LUV is facing some issues as well but I believe they are far less severe than AAL’s problems. Southwest will only receive 66 Boeing 737 Max aircraft in 2022 fewer than the originally planned 114. Southwest is planning to add 10 000 net employees by the end of the year but the management suggested that it might slow down hiring due to the economic slowdown. However, at the same time, the company is adding short-haul flights to capitalize on the growing demand for domestic business travelers.
Conclusion
The airline industry is slowly but gradually recovering from the pandemic and is expected to fully recover within the next years. This trend will help major carriers reduce their accumulated debt and increase their ROAs.

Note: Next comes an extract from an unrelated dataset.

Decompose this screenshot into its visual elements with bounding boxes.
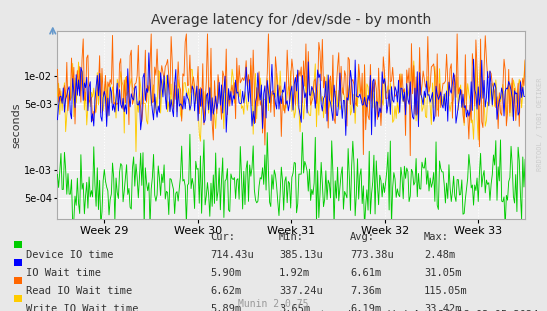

However, there are significant differences among major airlines in terms of future shareholder returns. I believe that thanks to its lower debt profile, stronger balance sheet, and better pricing model Southwest Airlines will recover faster than American Airlines and that is why it is a better long-term asset for investors.
Disclosure: I/we have a beneficial long position in the shares of LUV either through stock ownership, options, or other derivatives. I wrote this article myself, and it expresses my own opinions. I am not receiving compensation for it (other than from Seeking Alpha). I have no business relationship with any company whose stock is mentioned in this article.